Иван нетерпеливо высвободился из цепких рук зятя и шумно втянув носом воздух, прошептал, затравленно оглядываясь.
- Здесь кто-то совсем недавно был. И этот кто-то, курит махорку.
- Ну что ты несешь!? Какая махорка? Мы здесь одни. Того гляди начнутся дожди, а значит даже охотников поблизости быть не может. Местный мужик дичью избалован. На кой ляд ему в ненастье с ружьишком по тундре шастать, когда он в погожий день, по сухости кого хочет, того и завалит. Здесь тебе не Подмосковье, здесь зверье непуганое и его полно. Сейчас самое время охоты на гуся, глухаря, белую и тундровую куропатку. Еще пару недель можно сходить на лося… И это к тому же, все абсолютно законно… Так что нет милок, ошибочка вышла: нет здесь никого… Да и к тому же ты сам минут как десять окурок в траву выбросил. Кто знает, быть может, это ветер табачный дым по тундре крутит?
- Ты Саша не куришь. И для тебя любой табачный дым, одинаково вонюч. Ну а я, ты же знаешь я курю только сигареты и только с ментолом. А здесь к гадалкам не ходи – махорка.
Ладно Ваня, после поговорим. Заходи давай, а то вечер упадет, ничего толком не рассмотришь.
Они вошли в церковь. Высокие, окованные железными полосами двери, ведущие из притвора в центральную часть храма, осели на проржавевших петлях и мужикам пришлось изрядно помучиться, чтобы протиснуться между створками.

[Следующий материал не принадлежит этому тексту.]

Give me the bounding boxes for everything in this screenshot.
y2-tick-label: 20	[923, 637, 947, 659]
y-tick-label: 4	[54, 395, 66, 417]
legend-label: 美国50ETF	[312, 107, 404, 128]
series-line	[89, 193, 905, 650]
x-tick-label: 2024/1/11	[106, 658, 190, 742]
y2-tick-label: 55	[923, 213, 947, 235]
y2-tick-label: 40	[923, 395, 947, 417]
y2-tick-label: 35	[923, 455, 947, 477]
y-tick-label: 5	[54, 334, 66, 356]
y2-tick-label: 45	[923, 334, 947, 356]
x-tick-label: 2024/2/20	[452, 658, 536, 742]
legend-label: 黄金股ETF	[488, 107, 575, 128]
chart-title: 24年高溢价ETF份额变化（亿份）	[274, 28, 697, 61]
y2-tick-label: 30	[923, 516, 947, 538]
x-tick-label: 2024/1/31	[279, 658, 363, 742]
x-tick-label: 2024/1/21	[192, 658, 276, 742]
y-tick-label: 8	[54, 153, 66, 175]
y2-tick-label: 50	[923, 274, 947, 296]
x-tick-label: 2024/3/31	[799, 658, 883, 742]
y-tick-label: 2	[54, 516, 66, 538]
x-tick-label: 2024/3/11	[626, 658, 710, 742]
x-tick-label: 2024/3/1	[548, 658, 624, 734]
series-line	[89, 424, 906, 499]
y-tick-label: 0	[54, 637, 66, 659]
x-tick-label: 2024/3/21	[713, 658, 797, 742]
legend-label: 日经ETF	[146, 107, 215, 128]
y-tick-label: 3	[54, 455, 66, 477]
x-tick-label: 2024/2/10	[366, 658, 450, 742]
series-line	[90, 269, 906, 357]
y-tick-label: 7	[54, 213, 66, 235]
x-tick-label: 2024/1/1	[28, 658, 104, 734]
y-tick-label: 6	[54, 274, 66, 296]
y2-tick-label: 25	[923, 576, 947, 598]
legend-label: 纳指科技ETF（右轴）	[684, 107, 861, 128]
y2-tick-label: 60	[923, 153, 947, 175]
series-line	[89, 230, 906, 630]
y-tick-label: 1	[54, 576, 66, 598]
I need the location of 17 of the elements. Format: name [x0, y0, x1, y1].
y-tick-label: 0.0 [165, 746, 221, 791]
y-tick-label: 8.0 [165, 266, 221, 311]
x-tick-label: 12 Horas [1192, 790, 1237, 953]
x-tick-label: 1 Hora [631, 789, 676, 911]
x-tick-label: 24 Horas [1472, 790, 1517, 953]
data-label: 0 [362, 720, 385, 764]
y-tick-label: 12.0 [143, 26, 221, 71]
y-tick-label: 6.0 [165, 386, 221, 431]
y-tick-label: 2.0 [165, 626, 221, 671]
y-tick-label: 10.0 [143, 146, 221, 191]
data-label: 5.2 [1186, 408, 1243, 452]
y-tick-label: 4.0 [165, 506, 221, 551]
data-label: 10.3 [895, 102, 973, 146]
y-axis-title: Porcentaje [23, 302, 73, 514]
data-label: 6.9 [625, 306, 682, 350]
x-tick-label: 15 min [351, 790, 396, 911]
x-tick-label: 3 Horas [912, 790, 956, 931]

Иконостас поражал обилием икон в тяжелых, серебряных окладах. Обычно такие богатые внешне иконы жертвовали выбившиеся в люди крестьяне и купцы низшей третьей гильдии. Но среди этих аляповато сработанных досок, резко выделялись тяжелые, гнутые от времени, почти черные иконы, лики на которых с трудом читались.
В левом углу, рядом с большим, двухметровым распятьем, словно древние боевые копья славян, стояло несколько хоругвей на толстых отполированных древках. Позолоченные канделябры, лампадки рубинового стекла и серебряные подсвечники поблескивали в легком, пропахшим пылью и тленом полумраке.
Саня включил яркий фонарь и внимательно осматривая стены церкви, пошел по периметру нефа.
…- Скажи, Саша. А ты уверен, что, то, что мы здесь с тобой делаем, это хорошо? Это нормально и правильно? Да может ли быть такое? Посмотри, как здесь славно. Как красиво и покойно… А мы по этой красоте топором и ломиком… Да смогут ли люди, я имею в виду людей нормальных, самых обыкновенных, смогут ли они после этой мерзости, той, что мы с тобой здесь занимаемся, жить как будто ничего и не произошло. Смогут ли они есть, спать, баюкать детей и целовать жен? А мы сможем? Ты в этом уверен? Подумай, Саня. Здесь в пяти километрах была зона. Лагерь. Ты же сам меня туда сводил. И что, ты хочешь меня убедить, что чекисты не знали про этот храм? Да я уверен, он у них на каждой карте был крестиком обозначен, но даже они, без приказа не посмели осквернить, разграбить церковь. А мы можем… Значит мы с тобой, Александр Яковлевич Пивоваров и Иван Иванович Сычев хуже надзирателей и вертухаев, палачей и чекистов, садистов и убийц. Даже они, Саша, Бога боялись, а мы…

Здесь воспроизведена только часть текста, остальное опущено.